1. Zum Thema Kriegsschuld:
Heute (!!), 9. September 2013 erscheint im Buchhandel
Christopher Clark, Die Schlafwandler. Wie Europa in den Ersten Weltkrieg zog.
Falls du ehrgeizig bist könntest du vielleicht deine Lehrerin mit neuen Sichtweisen überraschen.
Zum Thema Versailles, Diktat oder nicht: Für D war Versailles natürlich Mist. Ist halt immer blöd, Kriege zu verlieren. Das Thema langweilt aber so langsam.
Versuch doch mal eine Annäherung aus französischer Sicht, also der des "Diktators“.
Frankreich wird ja oft vorgeworfen, durch die zu harten Bedingungen des VV den zweiten Weltkrieg quasi mit verursacht zu haben. Gerne werden Bismarcks milde Forderungen gegenüber F 1871 als Gegenbeispiel herangeführt. M.E. vergessen wir Deutschen gerne, dass F damals schon eine parlamentarische Demokratie war. Kurz: die französischen Verhandlungsführer standen unter dem Druck ihrer Wählerschaft.

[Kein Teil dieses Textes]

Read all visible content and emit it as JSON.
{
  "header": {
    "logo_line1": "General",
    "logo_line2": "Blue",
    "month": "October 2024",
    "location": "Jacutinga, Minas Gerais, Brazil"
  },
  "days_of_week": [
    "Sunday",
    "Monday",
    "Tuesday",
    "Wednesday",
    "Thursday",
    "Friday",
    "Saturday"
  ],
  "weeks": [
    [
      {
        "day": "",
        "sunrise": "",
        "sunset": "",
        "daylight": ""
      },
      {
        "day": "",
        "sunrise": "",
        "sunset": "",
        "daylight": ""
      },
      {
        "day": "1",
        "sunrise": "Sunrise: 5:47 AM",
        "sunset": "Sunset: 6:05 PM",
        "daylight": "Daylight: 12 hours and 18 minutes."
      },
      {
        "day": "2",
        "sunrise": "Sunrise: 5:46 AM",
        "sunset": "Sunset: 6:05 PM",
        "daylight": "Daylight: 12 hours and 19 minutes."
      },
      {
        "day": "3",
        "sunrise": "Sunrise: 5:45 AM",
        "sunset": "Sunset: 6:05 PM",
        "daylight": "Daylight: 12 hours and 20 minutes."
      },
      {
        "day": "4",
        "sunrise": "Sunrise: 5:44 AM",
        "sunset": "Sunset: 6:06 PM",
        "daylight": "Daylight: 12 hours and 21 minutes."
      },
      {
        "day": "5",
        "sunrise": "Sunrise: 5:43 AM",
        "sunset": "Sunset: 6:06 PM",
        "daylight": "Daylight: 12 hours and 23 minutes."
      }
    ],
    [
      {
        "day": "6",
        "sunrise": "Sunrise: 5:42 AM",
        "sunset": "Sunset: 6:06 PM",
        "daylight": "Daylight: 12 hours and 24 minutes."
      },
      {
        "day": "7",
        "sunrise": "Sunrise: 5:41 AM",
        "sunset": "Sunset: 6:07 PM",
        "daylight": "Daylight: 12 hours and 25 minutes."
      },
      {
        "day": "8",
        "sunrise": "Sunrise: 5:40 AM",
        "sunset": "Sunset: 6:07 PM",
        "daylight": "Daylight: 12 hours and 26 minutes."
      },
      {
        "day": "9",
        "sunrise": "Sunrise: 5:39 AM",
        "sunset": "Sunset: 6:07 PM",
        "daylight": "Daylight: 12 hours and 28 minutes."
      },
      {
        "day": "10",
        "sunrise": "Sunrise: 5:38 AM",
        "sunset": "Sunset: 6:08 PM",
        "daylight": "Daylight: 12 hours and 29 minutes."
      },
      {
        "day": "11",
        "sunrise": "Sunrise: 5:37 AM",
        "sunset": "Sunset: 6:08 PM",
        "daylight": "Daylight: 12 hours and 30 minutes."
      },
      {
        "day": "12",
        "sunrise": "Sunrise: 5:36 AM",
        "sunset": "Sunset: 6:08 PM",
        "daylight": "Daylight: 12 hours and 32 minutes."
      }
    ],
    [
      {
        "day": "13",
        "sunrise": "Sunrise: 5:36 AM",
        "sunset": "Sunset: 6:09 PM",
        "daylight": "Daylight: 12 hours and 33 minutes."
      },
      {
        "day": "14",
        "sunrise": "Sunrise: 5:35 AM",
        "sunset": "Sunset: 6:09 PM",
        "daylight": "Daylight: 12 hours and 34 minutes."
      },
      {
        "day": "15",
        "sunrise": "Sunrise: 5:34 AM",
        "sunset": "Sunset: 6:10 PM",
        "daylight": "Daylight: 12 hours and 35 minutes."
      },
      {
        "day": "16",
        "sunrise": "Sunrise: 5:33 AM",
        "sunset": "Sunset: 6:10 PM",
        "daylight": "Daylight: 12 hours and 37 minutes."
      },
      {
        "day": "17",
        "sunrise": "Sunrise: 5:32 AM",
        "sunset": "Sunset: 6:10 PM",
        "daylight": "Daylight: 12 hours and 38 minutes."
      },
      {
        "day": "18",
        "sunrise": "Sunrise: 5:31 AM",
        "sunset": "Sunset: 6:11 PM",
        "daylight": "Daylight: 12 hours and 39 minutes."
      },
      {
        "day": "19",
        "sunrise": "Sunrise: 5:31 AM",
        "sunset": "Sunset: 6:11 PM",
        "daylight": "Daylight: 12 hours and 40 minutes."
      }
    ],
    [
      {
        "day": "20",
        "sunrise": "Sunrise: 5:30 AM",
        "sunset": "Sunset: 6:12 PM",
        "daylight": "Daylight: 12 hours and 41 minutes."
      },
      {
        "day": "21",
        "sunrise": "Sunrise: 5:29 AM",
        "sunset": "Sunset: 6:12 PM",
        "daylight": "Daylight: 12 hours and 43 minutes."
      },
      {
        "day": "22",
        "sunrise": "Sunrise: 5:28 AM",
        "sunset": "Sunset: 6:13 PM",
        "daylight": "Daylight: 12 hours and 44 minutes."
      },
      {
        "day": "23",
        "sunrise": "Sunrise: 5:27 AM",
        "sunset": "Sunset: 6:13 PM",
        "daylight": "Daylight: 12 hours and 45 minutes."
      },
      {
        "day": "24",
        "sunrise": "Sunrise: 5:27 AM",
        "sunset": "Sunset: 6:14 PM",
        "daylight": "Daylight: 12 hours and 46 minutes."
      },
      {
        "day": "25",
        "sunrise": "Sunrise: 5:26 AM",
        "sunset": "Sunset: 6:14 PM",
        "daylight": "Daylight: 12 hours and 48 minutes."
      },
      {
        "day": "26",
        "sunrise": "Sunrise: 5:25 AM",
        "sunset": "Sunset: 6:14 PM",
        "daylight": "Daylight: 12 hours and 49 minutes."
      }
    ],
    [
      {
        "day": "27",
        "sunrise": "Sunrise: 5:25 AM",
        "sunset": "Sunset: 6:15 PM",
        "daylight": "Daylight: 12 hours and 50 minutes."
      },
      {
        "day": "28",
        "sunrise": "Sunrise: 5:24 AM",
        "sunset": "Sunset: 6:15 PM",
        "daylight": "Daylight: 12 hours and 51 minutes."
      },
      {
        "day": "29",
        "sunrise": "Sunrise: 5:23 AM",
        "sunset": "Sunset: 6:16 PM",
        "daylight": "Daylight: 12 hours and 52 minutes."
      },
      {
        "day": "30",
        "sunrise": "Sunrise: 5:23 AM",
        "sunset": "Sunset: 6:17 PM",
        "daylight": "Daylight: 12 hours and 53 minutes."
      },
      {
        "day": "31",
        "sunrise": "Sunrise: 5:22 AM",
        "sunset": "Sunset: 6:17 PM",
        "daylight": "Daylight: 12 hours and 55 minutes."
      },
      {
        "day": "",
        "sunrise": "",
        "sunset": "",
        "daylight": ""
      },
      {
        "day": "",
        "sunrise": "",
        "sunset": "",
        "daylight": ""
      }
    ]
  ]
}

Zum einen muss man die französischen Forderungen kurzfristig aus den Resultaten den Ersten Weltkriegs beurteilen, zum anderen aber langfristig aus der kontinuierlichen Schwächung der französischen Position in Europa etwa seit 1800 heraus.
Für Frankreich war es wesentlich schwieriger als für Bismarck 1871, sich dem Besiegten gegenüber großzügig zu zeigen. Bismarck ging aus seinem Krieg, der kurz, billig und ohne große Verluste verlief als eindeutiger Sieger hervor. Er hatte sein Kriegsziel, das mit Frankreich ja nichts zu tun hatte, erreicht: die Errichtung des deutschen Kaiserreichs. Reparationsforderungen gegenüber Frankreich, ob finanziell oder territorial, empfand er eher als störend, verhandelt hat er darüber eher (und bremsend) mit den deutschen Fürsten und Militärs als mit den Franzosen.
Für Frankreich stellte sich die Situation 1918 völlig anders dar.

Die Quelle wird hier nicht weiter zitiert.